Week7 ethics discussion | Social Science homework help

Required Resources
Read/review the following resources for this activity:

  • Textbook: Chapter 12
  • Lesson
  • Minimum of 1 scholarly source (in addition to the textbook)

Introduction
Each person owes a duty to himself or herself and to the world to study ethics and to engage in thoughtful debate about what is right, and what is wrong. It is this habit of thinking about and reflecting on ethics that will help you determine the right choices when faced with an ethical dilemma.

Initial Post Instructions
Articulate a moral dilemma wherein one has to show a specific virtue or virtues (it can be any virtue or virtues including honesty, courage, charity/generosity, compassion, etc.)

  • What is the moral dilemma about?
  • What virtue or virtues should be shown? (You are here selecting the best course of action)
  • Why is that virtue or those virtues to be shown?
  • How should the virtue or virtues be expressed, and why in that manner?
  • Apply Aristotle’s golden mean to the dilemma.
  • Tell us how the dilemma involves conflict moral duties (loyalty to community versus to self, professional versus familial duties, national or personal obligations).

The dilemma must be a situation in which a choice has to be made.

Be sure you told us why your chosen course of action was best.

Follow-Up Post Instructions
Respond to at least one peer.
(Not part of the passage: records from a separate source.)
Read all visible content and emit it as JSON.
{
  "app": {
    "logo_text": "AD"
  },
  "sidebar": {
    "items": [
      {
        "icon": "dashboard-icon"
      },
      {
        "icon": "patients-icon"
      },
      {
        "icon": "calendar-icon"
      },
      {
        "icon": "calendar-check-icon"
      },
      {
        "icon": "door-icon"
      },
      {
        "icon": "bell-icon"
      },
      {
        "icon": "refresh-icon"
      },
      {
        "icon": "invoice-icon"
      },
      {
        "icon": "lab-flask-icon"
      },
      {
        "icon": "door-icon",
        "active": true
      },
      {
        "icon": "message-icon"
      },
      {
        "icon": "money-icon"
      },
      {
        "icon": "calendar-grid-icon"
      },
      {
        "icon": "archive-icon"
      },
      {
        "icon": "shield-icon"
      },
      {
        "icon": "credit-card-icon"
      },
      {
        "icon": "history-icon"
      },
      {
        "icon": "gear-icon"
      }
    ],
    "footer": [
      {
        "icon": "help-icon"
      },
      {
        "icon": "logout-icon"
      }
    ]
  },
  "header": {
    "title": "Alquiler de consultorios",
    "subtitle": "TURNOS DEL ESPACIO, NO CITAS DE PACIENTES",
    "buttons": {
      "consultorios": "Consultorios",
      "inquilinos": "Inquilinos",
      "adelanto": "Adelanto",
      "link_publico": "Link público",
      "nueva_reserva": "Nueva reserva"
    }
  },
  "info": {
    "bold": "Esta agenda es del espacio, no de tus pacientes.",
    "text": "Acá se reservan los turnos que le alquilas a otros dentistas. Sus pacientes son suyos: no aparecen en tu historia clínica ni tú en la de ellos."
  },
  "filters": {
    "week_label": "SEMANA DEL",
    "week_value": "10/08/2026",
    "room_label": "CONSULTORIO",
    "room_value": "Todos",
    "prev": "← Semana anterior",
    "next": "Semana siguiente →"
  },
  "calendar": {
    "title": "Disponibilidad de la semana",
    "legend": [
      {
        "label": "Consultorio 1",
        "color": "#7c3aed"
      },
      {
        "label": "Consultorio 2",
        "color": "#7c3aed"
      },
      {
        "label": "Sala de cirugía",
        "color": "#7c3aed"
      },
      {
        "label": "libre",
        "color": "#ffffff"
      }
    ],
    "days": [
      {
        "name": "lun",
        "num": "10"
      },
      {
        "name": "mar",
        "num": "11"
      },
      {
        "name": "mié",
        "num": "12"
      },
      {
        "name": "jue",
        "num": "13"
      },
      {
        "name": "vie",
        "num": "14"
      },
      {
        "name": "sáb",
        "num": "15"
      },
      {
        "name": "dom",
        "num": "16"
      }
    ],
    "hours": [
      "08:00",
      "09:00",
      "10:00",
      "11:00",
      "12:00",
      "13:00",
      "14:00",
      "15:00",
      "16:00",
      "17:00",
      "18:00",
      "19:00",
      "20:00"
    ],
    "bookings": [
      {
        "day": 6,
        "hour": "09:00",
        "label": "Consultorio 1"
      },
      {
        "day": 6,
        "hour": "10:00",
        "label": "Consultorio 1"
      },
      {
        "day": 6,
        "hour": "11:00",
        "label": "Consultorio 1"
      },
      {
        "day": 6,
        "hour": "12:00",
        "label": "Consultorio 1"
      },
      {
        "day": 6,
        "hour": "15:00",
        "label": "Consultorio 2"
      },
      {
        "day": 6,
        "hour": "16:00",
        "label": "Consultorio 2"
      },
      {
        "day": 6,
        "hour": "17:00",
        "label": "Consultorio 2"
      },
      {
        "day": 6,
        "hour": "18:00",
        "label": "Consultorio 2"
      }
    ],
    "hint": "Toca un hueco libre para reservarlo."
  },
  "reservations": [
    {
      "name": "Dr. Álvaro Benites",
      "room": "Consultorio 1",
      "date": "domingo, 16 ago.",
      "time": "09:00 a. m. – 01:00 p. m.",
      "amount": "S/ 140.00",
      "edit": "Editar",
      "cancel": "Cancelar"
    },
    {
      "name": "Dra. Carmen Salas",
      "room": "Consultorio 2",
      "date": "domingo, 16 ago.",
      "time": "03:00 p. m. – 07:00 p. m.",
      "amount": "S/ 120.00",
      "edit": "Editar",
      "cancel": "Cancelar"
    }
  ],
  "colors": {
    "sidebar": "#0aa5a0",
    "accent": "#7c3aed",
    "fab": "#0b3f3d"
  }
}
Further the dialogue by providing more information and clarification.

Writing Requirements

  • Minimum of 2 posts (1 initial & 1 follow-up)
  • Minimum of 2 sources cited (assigned readings/online lessons and an outside scholarly source)
  • APA format for in-text citations and list of references

Answer 1:

Children need an enabling environment to develop to their potential. However, the 21st century is rife with cases of violence that inhibit this cardinal requirement. Gun violence is among the threats to young children today. According to Chang & Bushman (2017), video games offer an avenue of exposure to gun violence for children. The dilemma is helping to reduce the impact of gun violence on those children. Aristotle describes “that a virtue is a trait of character manifested in habitual action” (Rachels & Rachels, 2019). 
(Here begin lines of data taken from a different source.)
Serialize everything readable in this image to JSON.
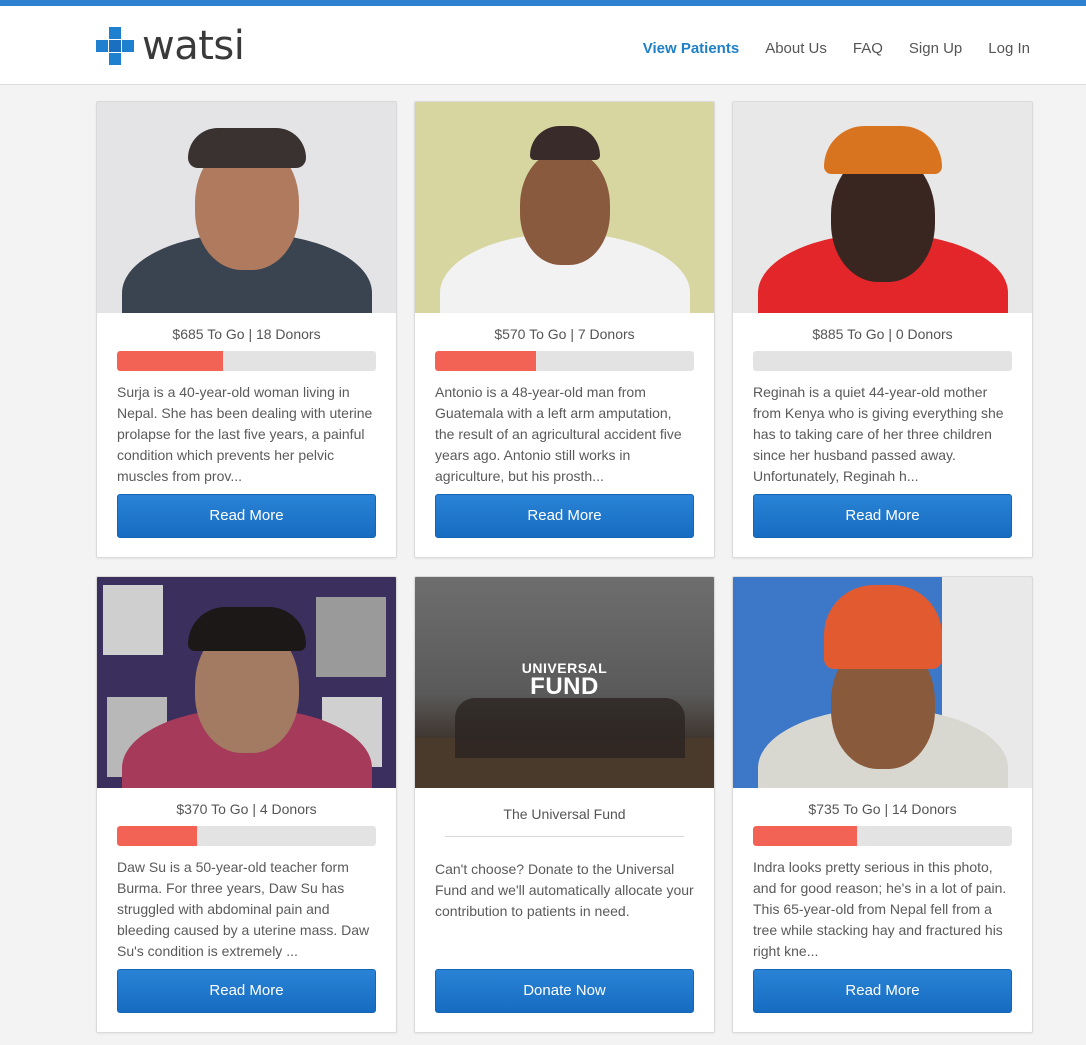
{
  "brand": {
    "name": "watsi",
    "accent": "#2080d0"
  },
  "nav": {
    "items": [
      {
        "label": "View Patients",
        "active": true
      },
      {
        "label": "About Us",
        "active": false
      },
      {
        "label": "FAQ",
        "active": false
      },
      {
        "label": "Sign Up",
        "active": false
      },
      {
        "label": "Log In",
        "active": false
      }
    ]
  },
  "cards": [
    {
      "stat": "$685 To Go | 18 Donors",
      "progress": 0.41,
      "description": "Surja is a 40-year-old woman living in Nepal. She has been dealing with uterine prolapse for the last five years, a painful condition which prevents her pelvic muscles from prov...",
      "button": "Read More"
    },
    {
      "stat": "$570 To Go | 7 Donors",
      "progress": 0.39,
      "description": "Antonio is a 48-year-old man from Guatemala with a left arm amputation, the result of an agricultural accident five years ago. Antonio still works in agriculture, but his prosth...",
      "button": "Read More"
    },
    {
      "stat": "$885 To Go | 0 Donors",
      "progress": 0,
      "description": "Reginah is a quiet 44-year-old mother from Kenya who is giving everything she has to taking care of her three children since her husband passed away. Unfortunately, Reginah h...",
      "button": "Read More"
    },
    {
      "stat": "$370 To Go | 4 Donors",
      "progress": 0.31,
      "description": "Daw Su is a 50-year-old teacher form Burma. For three years, Daw Su has struggled with abdominal pain and bleeding caused by a uterine mass. Daw Su's condition is extremely ...",
      "button": "Read More"
    },
    {
      "fund_logo_line1": "UNIVERSAL",
      "fund_logo_line2": "FUND",
      "title": "The Universal Fund",
      "description": "Can't choose? Donate to the Universal Fund and we'll automatically allocate your contribution to patients in need.",
      "button": "Donate Now"
    },
    {
      "stat": "$735 To Go | 14 Donors",
      "progress": 0.4,
      "description": "Indra looks pretty serious in this photo, and for good reason; he's in a lot of pain. This 65-year-old from Nepal fell from a tree while stacking hay and fractured his right kne...",
      "button": "Read More"
    }
  ]
}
The virtue should be shown in courage by asking parents and other stakeholders like teachers and caregivers to monitor the activity of the children under their care when they are playing video games. In this way, it will be possible to censure the gun-violent games to protect children, their peers, and future generations. In addition, another virtue should be shown generosity by rethinking the American gun control laws. Society should be responsible enough to understand these devastating consequences in order to protect the new generation by downsizing the number of access to guns as well as other additional risk factors.
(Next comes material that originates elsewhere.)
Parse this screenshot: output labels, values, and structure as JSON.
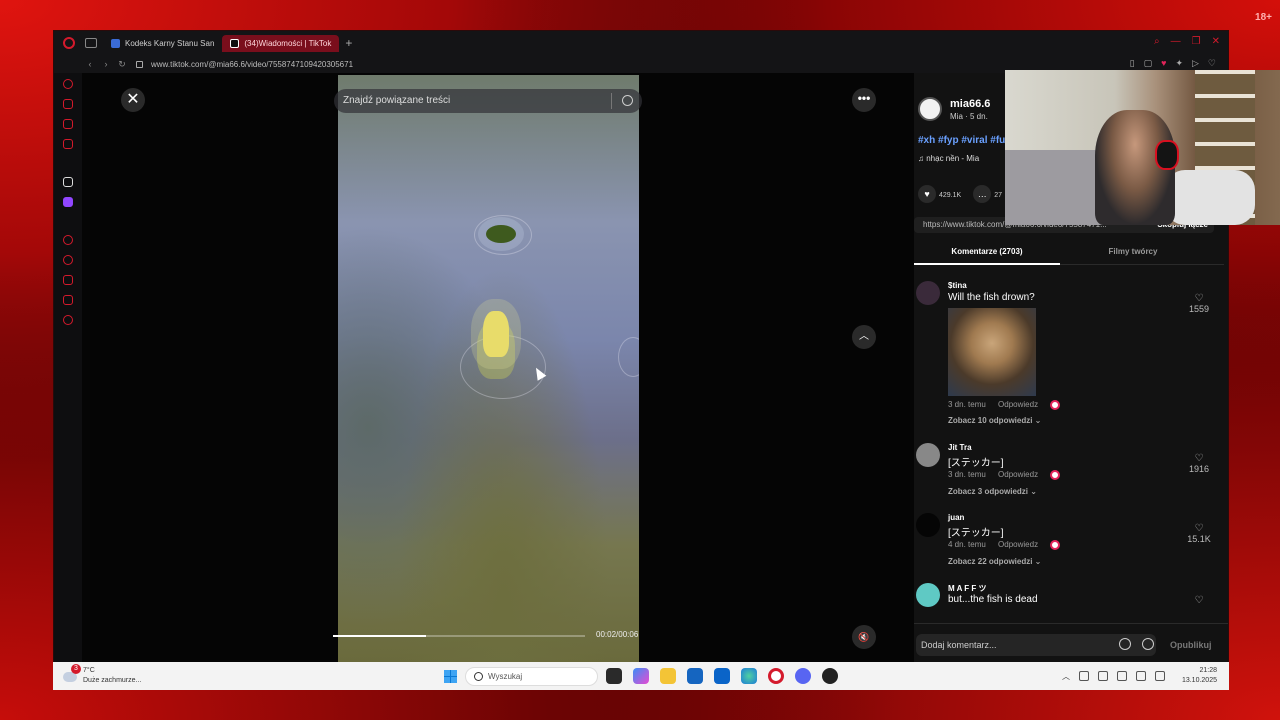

 Aristotle explains the golden mean as a “schematic of virtues to be contrasted with an excess of the chosen virtue and the deficiency of it”(Keats, 2014). With this in mind that recommended that although gun violence should be control, children often persuaded to show aggression because of their exposure to gun violence. This comes in the wake of many risk factors like uncontrolled access to guns and video games that are built around the theme of gun violence. Aggressive and violent children grow to become a danger to themselves and the rest of society.

Answer 2:

Hello Professor and Class,

A friend comes up to you and tells you about this new partner she met. Tells you how great he is and how well he treats her. You decided to meet this partner over dinner one night with your friend. You get to your seat and as you wait for them you realize its been about 20 minutes since they should’ve been there. They finally come in and sit down and neither are looking at each other, neither are laughing, and neither look happy when they say “hi”. The night goes on and you realize there is a bruise on the woman arm but you don’t ask about it in front of the guy incase he did it to her. The dinner ends and you both go your separate ways. You watch the man take her arm and pull her out of the restaurant and get into the car. You feel suspicious of verbal, mental, and physical abuse from the man to your friend and you give your friend a call once she gets home. “They think they have the right to control your life and your choices” (Paul & Farah, 2017). You tell her that quote in all honesty and trust and that this man is not right for her. She is being abused and is hiding behind the abuse because she “really likes” this guy at this point. Your honesty and trust upsets the friend because its not something she wanted to hear and was so excited about them meeting that she denies the bruise and the nonverbal abuse communication that happened at dinner. As a friend. you had to be honest and expect your friend to trust what you’re saying, in fear for the future and that it can become worse! “The concept of Aristotle’s theory of golden mean is represented in his work called “Nicomachean Ethics”, in which Aristotle explains the origin, nature and development of virtues which are essential for achieving the ultimate goal, happiness… which must be desired for itself” (Aquilieana, 2016). In this dilemma, Aristotle theory of the golden mean would be that the girl is just trying to be honest with her friend that this man isn’t the right one for her if all this abuse is going on. The abuse should not be stood and that the friend needs to trust her and leave before the abuse gets to the next level. I would say this dilemma is a personal obligation because she witnessed the abuse and she saw the bruise and she wants nothing to happy to her friend anymore and wants to protect her body and mind at all cost.